Pour ma part, j’avais adoré son premier film, le moyen métrage Dottie gets spanked (Dottie reçoit une fessée, 1993) étude avant-gardisante, d’un comique pince-sans-rire, sur la genèse d’une sexualité perverse chez un garçonnet de six ans, fasciné par une improbable série TV pour enfants, The Dottie Show, dont le clou de chaque épisode est la fessée administrée longuement à la vedette prétendument prépubère (mais joué par une adulte). Si les parents de Steven s’inquiètent un peu de l’obsession de leur rejeton pour cette émission - et le film comporte de fréquentes références au schéma freudien « on bat un enfant », associé en psychanalyse à la genèse des perversions - leur fierté est grande quand il remporte le grand prix dans un concours pour le meilleur essai consacré au show, et est donc invité à y participer.

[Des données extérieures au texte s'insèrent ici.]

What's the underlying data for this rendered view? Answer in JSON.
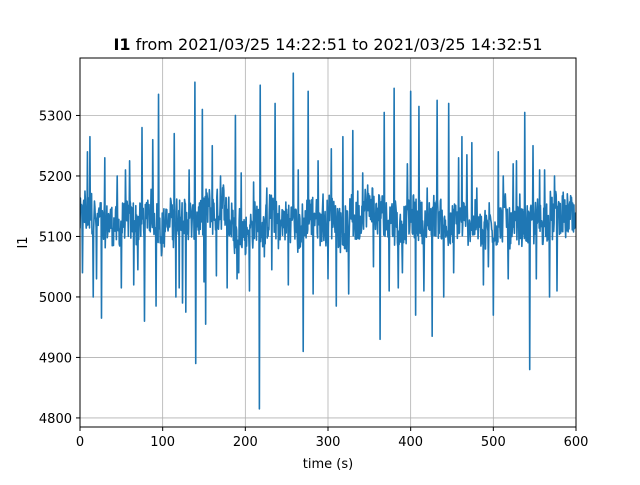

J’ai vu quelques-uns des longs métrages de ce réalisateur qui ont suivi Dottie, mais ils ne m’ont pas spécialement impressionné. Cependant, grâce au câble, j’ai pu découvrir tout récemment son troisième film, datant de 2002, Far from Heaven, qui m’a intéressé à plusieurs titres. D’abord parce qu’il s’agit d’une tentative courageuse de mettre en parallèle, d’un côté le racisme anti-noir, l’un des traits historiques fondamentaux de la société et de la culture étasuniennes, et de l’autre, non l’homophobie, phénomène certes semblablement fondateur là-bas , mais le sentiment de culpabilité chez un bourgeois adulte, marié et père de famille, se croyant « normal » et qui se découvre gay.

L’histoire est située dans les années 1950, dans une ville moyenne de la Nouvelle Angleterre, avant que le « politiquement correct » ne s’impose chez une petite bourgeoisie blanche et « libérale », brouillant quelque peu les cartes sur ces deux questions. Le récit s’engage lorsque « l’épouse et mère » modèle, Cathy Whitaker (Julianne Moore), voulant faire la surprise à son mari Frank (Dennis Quaid) en lui apportant un repas alors qu’il est soi-disant retenu tard au bureau, s’y rend et le surprend en train d’embrasser passionnément... un homme. En tête à tête chez eux, le couple patauge dans une gêne partagée. Mais tombe d’accord pour considérer que Frank est « malade »... Il va donc entreprendre une « cure » chez un psychiatre spécialisé dans la « guérison » d’hommes affligés de ce mal.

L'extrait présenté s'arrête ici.